To build the VS Code extension and install it to VS Code there are several options. Below are two possible workflows.

Option 1

To build the recordflux.vsix package and install it to VS Code directly in one step execute the following command at the project root:

make -C ide/vscode install

Note: In this workflow the editable installation of RecordFlux is not made aware of the built extension.

Option 2

Alternatively, execute the following command at the project root to just build the recordflux.vsix package:

make -C ide/vscode dist

Then, make this available to the editable installation of RecordFlux by executing:

make install_devel

Finally, use the dedicated rflx install sub-command to install the extension into VS Code:

rflx install vscode

Code Design Guidelines

The following guidelines should be followed for clarity and consistency throughout the project:

  • The formatting of error messages should be consistent. An error message starts with a lowercase letter and identifiers are highlighted by double quotes.
  • Private functions are prefered over inner functions. Long inner functions can impede the comprehension of a function.
  • Internal methods are prefixed by a single underscore.
  • The methods of a class are sorted to make it easer to identify the public interface of a class:
    1. Special methods (starting and ending with double underscores)
    2. Public methods
    3. Internal methods (starting with single underscore).

Pull requests

We accept pull requests via GitHub. To contribute to the project, fork it under your own GitHub user and perform your changes on a topic branch. Ideally, create an issue in the upstream repository describing the problem you would like to solve and your intention to work on it. This will help us to point you to potential prior work and discuss your idea. Your branch should be named issue_<ISSUE_NUMBER>, e.g. issue_694 where #694 is the ticket you created, and the issue should be linked in the PR (by adding Closes #<ISSUE_NUMBER> in the PR description). Ideally, the PR title is prefixed with Issue <ISSUE_NUMBER>:. For small (!) changes descriptive branch names without a ticket are acceptable.

When submitting a pull request, your topic branch should be rebased to the current upstream main branch. Verify that all automatic checks performed by make check, make test and make prove succeed before submitting the PR. For Python code we follow and automatically enforce the coding style of Black. You can format your code automatically using the make format target on the command line. For Ada code (examples as well as generated code) please follow our Ada style guide.
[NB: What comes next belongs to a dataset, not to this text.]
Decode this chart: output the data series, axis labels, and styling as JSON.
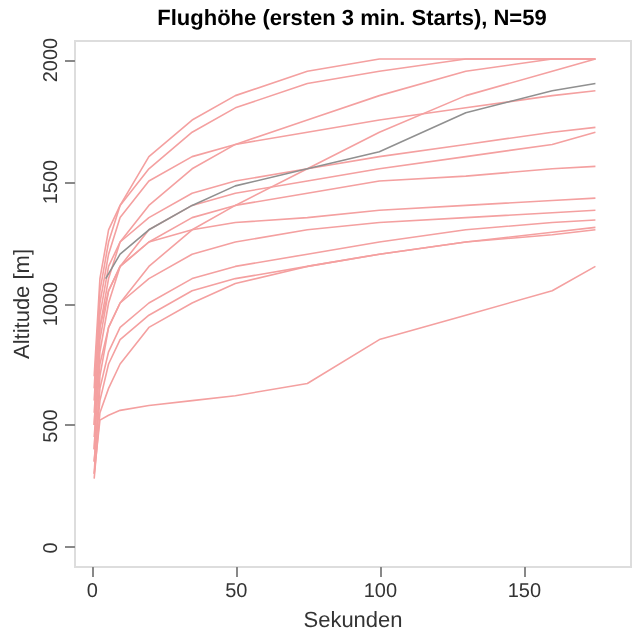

We enforce 100% branch coverage for Python code using pytest. Make sure to add relevant test cases to achieve that for your code. See the test documentation and have a look at the existing test cases in the tests directory to get an idea of the structure of our test suite. Our Python code is also statically type-checked using mypy. Make sure to include the required type annotations with your code.

Your code will be reviewed by at least one core developer before inclusion into the project. Don’t be discouraged should we have many comments and ask you for a lot of changes to your pull request. This even happens to the most experienced developers in our project and we consider these discussions an essential part of the development process and a necessity to maintain high quality. Don’t hesitate to open an issue if you have any question or submit the pull request in draft mode first.

If the code review reveals that changes are required, the necessary changes should be added in a new commit and the corresponding review comment should be answered. This makes it easier for a reviewer to track which issues were addressed. All review comments must be set to resolved by a reviewer before a pull request can be merged. Force pushing is required and accepted for rebasing to the base branch. Commits may be squashed before the pull request is merged to prevent a high number of "Fix review comments" commits. Squashing should be avoided before the changes have been accepted by all reviewers.